I'm trying to implement multithreading to a very time consuming program, and I've come across this SO answer:
https://stackoverflow.com/a/28463266/3451339, which basically offers this solution for multiple arrays:
from multiprocessing.dummy import Pool as ThreadPool
pool = ThreadPool(4)
results = pool.map(my_function, my_array)
# Close the pool and wait for the work to finish
pool.close()
pool.join()
and, passing multiple arrays:
results = pool.starmap(function, zip(list_a, list_b))
The following is the code I have so far which must be refactored with threading. It iterates over 4 arrays, and needs to pass arguments to the function at each iteration and append all results to a final container:
strategies = ['strategy_1', 'strategy_2']
budgets = [90,100,110,120,130,140,150,160]
formations=['343','352','433','442','451','532','541']
models = ['model_1', 'model_2', 'model_3']
all_teams = pd.DataFrame()
for strategy in strategies:
for budget in budgets:
for formation in formations:
for model in models:
team = function(strategy=strategy,
budget=budget,
curr_formation=formation,
model=model)
all_teams = all_teams.append(team, ignore_index=True, sort=False)\
.reset_index(drop=True)\
.copy()
Note: Each function call makes api web requests.
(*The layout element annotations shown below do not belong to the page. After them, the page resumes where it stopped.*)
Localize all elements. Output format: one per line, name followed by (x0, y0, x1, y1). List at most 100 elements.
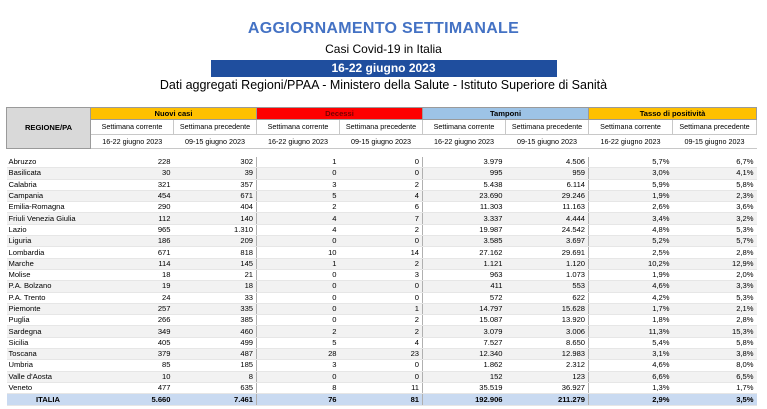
swabs-previous: 29.691 (505, 246, 590, 259)
cases-previous: 635 (173, 382, 258, 395)
deaths-previous: 23 (339, 348, 424, 361)
table-row: Sicilia 405 499 5 4 7.527 8.650 5,4% 5,8% (6, 337, 757, 350)
deaths-current: 4 (256, 224, 340, 237)
cases-current: 671 (90, 246, 174, 259)
cases-current: 266 (90, 314, 174, 327)
positivity-previous: 12,9% (672, 258, 757, 270)
swabs-previous: 622 (505, 292, 590, 304)
deaths-current: 10 (256, 246, 340, 259)
swabs-previous: 959 (505, 167, 590, 180)
cases-previous: 39 (173, 167, 258, 180)
swabs-previous: 24.542 (505, 224, 590, 237)
region-name: Friuli Venezia Giulia (6, 212, 91, 225)
region-name: Puglia (6, 314, 91, 327)
cases-previous: 335 (173, 303, 258, 316)
cases-current: 454 (90, 190, 174, 203)
cases-previous: 671 (173, 190, 258, 203)
positivity-current: 4,6% (588, 280, 673, 293)
cases-current: 85 (90, 359, 174, 372)
previous-week-header: Settimana precedente (172, 119, 258, 135)
deaths-previous: 2 (339, 314, 424, 327)
current-week-header: Settimana corrente (422, 119, 507, 135)
cases-previous: 818 (173, 246, 258, 259)
swabs-previous: 11.163 (505, 201, 590, 214)
cases-previous: 357 (173, 179, 258, 191)
region-name: Toscana (6, 348, 91, 361)
positivity-previous: 4,1% (672, 167, 757, 180)
positivity-current: 2,6% (588, 201, 673, 214)
swabs-previous: 4.506 (505, 157, 590, 169)
cases-current: 18 (90, 269, 174, 282)
swabs-previous: 29.246 (505, 190, 590, 203)
deaths-current: 1 (256, 157, 340, 169)
cases-current: 186 (90, 235, 174, 248)
deaths-previous: 0 (339, 371, 424, 383)
cases-current: 30 (90, 167, 174, 180)
cases-previous: 185 (173, 359, 258, 372)
group-header-tasso: Tasso di positività (588, 107, 758, 120)
positivity-current: 4,8% (588, 224, 673, 237)
region-name: Lazio (6, 224, 91, 237)
deaths-previous: 2 (339, 325, 424, 338)
deaths-current: 4 (256, 212, 340, 225)
deaths-current: 1 (256, 258, 340, 270)
region-name: P.A. Trento (6, 292, 91, 304)
cases-current: 379 (90, 348, 174, 361)
swabs-current: 23.690 (422, 190, 506, 203)
positivity-current: 1,9% (588, 190, 673, 203)
deaths-previous: 0 (339, 359, 424, 372)
region-name: Umbria (6, 359, 91, 372)
deaths-current: 5 (256, 190, 340, 203)
positivity-previous: 2,8% (672, 246, 757, 259)
region-name: Abruzzo (6, 157, 91, 169)
positivity-current: 11,3% (588, 325, 673, 338)
cases-current: 19 (90, 280, 174, 293)
page-subtitle: Casi Covid-19 in Italia (325, 42, 442, 56)
swabs-previous: 12.983 (505, 348, 590, 361)
region-name: Calabria (6, 179, 91, 191)
swabs-current: 12.340 (422, 348, 506, 361)
table-row: Liguria 186 209 0 0 3.585 3.697 5,2% 5,7% (6, 235, 757, 248)
region-name: Piemonte (6, 303, 91, 316)
swabs-previous: 553 (505, 280, 590, 293)
positivity-previous: 2,0% (672, 269, 757, 282)
deaths-current: 0 (256, 303, 340, 316)
swabs-current: 572 (422, 292, 506, 304)
region-name: P.A. Bolzano (6, 280, 91, 293)
table-row: Piemonte 257 335 0 1 14.797 15.628 1,7% 2,1% (6, 303, 757, 316)
swabs-current: 192.906 (422, 393, 506, 407)
swabs-previous: 4.444 (505, 212, 590, 225)
positivity-previous: 3,8% (672, 348, 757, 361)
swabs-current: 7.527 (422, 337, 506, 350)
swabs-current: 1.862 (422, 359, 506, 372)
cases-previous: 487 (173, 348, 258, 361)
cases-previous: 18 (173, 280, 258, 293)
swabs-current: 1.121 (422, 258, 506, 270)
positivity-current: 3,1% (588, 348, 673, 361)
table-body: Abruzzo 228 302 1 0 3.979 4.506 5,7% 6,7% Basilic… (6, 157, 757, 407)
swabs-previous: 211.279 (505, 393, 590, 407)
swabs-previous: 3.697 (505, 235, 590, 248)
table-row: Emilia-Romagna 290 404 2 6 11.303 11.163 2,6% 3,… (6, 201, 757, 214)
table-row: P.A. Trento 24 33 0 0 572 622 4,2% 5,3% (6, 292, 757, 304)
deaths-current: 2 (256, 325, 340, 338)
cases-current: 112 (90, 212, 174, 225)
region-name: Sardegna (6, 325, 91, 338)
swabs-previous: 15.628 (505, 303, 590, 316)
positivity-current: 4,2% (588, 292, 673, 304)
group-header-nuovi-casi: Nuovi casi (89, 107, 258, 120)
swabs-previous: 3.006 (505, 325, 590, 338)
table-row: Toscana 379 487 28 23 12.340 12.983 3,1% 3,8% (6, 348, 757, 361)
deaths-current: 8 (256, 382, 340, 395)
swabs-current: 3.079 (422, 325, 506, 338)
deaths-previous: 6 (339, 201, 424, 214)
cases-current: 24 (90, 292, 174, 304)
swabs-previous: 1.073 (505, 269, 590, 282)
cases-current: 290 (90, 201, 174, 214)
swabs-previous: 6.114 (505, 179, 590, 191)
cases-previous: 7.461 (173, 393, 258, 407)
region-name: Lombardia (6, 246, 91, 259)
cases-current: 477 (90, 382, 174, 395)
cases-current: 228 (90, 157, 174, 169)
previous-week-header: Settimana precedente (672, 119, 758, 135)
What is the way to go with multithreading in this scenario?
Python has the multiprocessing module which can run multiple tasks in parallel and inside each process you can have multiple threads or async io code
Here is a working example which uses 3 Processes and Multithreading
import pandas as pd
import multiprocessing
from multiprocessing import Queue
from threading import Thread
strategies = ['strategy_1', 'strategy_2']
budgets = [90,100,110,120,130,140,150,160]
formations=['343','352','433','442','451','532','541']
models = ['model_1', 'model_2', 'model_3']
#shared Queue if you want to reduce write locking use 3 Queues
Q = Queue()
# Retrive async if you want to speed up the process
def function(q,strategy,budget,curr_formation,model):
q.put("Team")
def runTask(model,q):
for strategy in strategies:
for budget in budgets:
for formation in formations:
Thread(target=function,args=(q,strategy,budget,formation,model)).start()
def main():
p1 = multiprocessing.Process(target=runTask, args=('model_1',Q))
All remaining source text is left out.